I wouldn't be too worried about it unless you're working on something at the level you know why to be worried about it (i.e. you're mixing audio as part of the what you're doing not because you just need the audio output to work). For instance I'd take missing comfort noise 10 times before everyone hearing my water heater kick up once on a conference call or while playing a team shooter.

That being said RNNoise isn't that great at actually filtering background noise as much as guessing when to drop the levels and as you mention it really doesn't block much when it detects you're speaking rather just lets most everything through until you stop.
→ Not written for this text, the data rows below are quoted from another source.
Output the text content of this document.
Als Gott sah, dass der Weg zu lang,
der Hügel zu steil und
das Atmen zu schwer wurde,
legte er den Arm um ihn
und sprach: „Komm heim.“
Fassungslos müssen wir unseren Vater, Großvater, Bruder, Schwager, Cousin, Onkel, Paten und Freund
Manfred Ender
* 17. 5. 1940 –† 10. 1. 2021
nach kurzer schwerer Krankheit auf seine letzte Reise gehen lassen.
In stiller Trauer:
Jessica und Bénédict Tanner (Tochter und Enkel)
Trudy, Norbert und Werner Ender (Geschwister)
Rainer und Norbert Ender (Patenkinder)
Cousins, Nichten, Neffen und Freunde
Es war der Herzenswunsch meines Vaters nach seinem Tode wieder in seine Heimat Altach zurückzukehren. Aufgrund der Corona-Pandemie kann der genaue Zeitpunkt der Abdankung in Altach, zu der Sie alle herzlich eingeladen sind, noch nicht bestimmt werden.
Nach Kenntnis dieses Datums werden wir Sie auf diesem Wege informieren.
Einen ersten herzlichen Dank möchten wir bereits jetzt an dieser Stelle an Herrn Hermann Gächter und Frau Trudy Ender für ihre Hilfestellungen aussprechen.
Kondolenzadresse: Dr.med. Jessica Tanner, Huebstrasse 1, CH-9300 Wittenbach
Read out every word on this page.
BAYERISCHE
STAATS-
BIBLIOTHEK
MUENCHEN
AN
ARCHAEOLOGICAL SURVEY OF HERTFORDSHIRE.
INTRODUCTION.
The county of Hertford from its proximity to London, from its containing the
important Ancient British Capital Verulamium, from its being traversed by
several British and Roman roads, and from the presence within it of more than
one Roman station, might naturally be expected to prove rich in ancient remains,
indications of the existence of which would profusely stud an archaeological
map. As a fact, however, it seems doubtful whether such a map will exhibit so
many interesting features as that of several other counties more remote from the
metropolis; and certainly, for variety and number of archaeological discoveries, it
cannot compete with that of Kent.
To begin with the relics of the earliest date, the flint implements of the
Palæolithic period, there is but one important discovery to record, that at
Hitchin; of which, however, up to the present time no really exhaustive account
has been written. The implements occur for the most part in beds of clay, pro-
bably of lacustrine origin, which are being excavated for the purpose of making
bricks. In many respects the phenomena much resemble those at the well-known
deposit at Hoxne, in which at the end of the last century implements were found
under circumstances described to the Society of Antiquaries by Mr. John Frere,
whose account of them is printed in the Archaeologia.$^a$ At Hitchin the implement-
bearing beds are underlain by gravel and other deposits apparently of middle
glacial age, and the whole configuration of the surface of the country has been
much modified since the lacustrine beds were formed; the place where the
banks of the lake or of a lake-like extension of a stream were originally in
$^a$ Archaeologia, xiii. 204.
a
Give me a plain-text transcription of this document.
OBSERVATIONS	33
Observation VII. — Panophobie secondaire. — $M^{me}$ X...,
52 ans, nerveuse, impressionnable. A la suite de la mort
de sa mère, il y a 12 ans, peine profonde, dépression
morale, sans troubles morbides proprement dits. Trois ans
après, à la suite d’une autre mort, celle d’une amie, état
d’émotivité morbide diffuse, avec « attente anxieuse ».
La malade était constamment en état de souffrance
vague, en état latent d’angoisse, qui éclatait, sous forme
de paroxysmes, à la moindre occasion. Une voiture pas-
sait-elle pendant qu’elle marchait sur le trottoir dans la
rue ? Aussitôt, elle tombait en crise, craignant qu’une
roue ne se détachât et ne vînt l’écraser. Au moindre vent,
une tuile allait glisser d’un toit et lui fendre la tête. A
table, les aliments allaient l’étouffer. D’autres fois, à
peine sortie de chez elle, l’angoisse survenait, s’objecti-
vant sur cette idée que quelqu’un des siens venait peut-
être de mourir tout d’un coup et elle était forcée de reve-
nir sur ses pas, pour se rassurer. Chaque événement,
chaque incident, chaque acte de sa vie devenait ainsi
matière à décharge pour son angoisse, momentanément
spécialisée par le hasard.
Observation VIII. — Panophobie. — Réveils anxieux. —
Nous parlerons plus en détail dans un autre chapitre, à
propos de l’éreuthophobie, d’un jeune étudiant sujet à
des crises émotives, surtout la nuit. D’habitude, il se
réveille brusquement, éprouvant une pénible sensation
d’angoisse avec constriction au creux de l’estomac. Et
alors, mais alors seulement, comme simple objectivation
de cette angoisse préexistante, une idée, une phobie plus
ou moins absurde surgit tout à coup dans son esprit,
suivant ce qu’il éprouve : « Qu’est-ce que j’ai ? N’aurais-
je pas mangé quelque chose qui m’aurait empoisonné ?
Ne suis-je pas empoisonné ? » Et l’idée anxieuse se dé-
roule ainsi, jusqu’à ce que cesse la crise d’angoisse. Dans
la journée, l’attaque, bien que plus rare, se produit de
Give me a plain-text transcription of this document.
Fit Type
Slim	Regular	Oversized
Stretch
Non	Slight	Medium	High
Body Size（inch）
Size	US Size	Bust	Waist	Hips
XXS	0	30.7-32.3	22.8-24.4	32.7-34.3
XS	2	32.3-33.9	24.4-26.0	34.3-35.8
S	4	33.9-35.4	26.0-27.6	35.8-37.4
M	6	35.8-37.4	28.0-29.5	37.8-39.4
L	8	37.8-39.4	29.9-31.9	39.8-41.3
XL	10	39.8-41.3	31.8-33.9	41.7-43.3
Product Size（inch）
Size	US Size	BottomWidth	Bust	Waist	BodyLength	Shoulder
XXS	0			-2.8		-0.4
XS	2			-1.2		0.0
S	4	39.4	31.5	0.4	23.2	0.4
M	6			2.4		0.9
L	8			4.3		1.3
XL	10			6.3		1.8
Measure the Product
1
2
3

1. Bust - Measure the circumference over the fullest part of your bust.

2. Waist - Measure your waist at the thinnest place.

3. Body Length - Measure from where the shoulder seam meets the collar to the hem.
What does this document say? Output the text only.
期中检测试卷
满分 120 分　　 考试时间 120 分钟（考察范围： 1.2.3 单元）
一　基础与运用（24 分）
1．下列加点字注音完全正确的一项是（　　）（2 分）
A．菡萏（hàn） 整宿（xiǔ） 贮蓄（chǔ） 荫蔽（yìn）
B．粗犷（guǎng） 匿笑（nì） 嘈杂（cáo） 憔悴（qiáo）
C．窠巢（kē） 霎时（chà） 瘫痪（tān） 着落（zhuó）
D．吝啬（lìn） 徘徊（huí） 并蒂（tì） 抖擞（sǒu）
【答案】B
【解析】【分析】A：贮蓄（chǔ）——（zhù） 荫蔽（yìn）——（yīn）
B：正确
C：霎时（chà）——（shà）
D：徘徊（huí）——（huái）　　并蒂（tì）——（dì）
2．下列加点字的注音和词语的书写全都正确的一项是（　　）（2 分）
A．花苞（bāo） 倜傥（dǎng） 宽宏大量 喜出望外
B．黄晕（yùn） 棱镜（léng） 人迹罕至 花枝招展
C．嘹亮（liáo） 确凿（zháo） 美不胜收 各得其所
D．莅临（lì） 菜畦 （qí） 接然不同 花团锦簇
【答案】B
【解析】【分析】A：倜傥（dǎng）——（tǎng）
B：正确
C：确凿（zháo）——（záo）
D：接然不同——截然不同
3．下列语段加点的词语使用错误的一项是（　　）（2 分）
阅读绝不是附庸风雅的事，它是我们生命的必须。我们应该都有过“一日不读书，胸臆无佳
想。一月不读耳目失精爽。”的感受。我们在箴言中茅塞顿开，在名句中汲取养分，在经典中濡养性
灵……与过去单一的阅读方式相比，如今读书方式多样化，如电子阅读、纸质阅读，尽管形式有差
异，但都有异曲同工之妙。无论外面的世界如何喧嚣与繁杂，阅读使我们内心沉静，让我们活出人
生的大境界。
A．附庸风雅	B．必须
RTX voice made the gold standard in filtering IMO though and as amazing a feat RNNoise is (I certainly couldn't do better) it's just not that good in comparison. I'm not sure what they did to make their model so good but I can use a boom mic set to omni, run a fan at high speed into the mic, bang on the desk repeatedly with one hand, have the water heater making noise, my phone vibrating on the table, a car alarm going in the background, the cat scratching a post, and so on and as long as I remember to talk at a normal volume it's damn near indistinguishable from talking in a quiet room. It may sound preposterous or like I'm exaggerating for effect but I'll be damned it actually filters that well. I didn't believe it until I tried. It finally gets "bad" when the noise is so bad and loud on the microphone your voice starts to sound a bit distorted but it's still isolated. Does let cat meows through, though that is technically voice and I'm not sure how you could identify it was a meow without massive latency to hear the whole thing first.

That being said they seem to have completely fucked something up porting it to Nvidia Broadcast as the mic filtering in that leaks to the point it was like it wasn't even on.

UPD: I've written the guide. *Voice recording and processing for talks, streaming and conferencing. The Reference.*

I'm not so good with short names and the post itself is pretty long.

Here's the link: https://indiscipline.github.io/post/voice-sound-reference/

I think pretty much everyone who does A/V production (and some people who don't, like me) would be interested in such a guide. Please do write it!
Your guide would be a blessing for techies looking to improve their audio quality. Please, do it!
>ng feat, but please, don't overdo it. Most of the time, you don't really want complete ambient noise elimination, as human speech appearing from dead silence sounds unnatural.

No. Most sane programs don't do comfort noise because it is everything but comfort. Iff you speak data should be transmitted.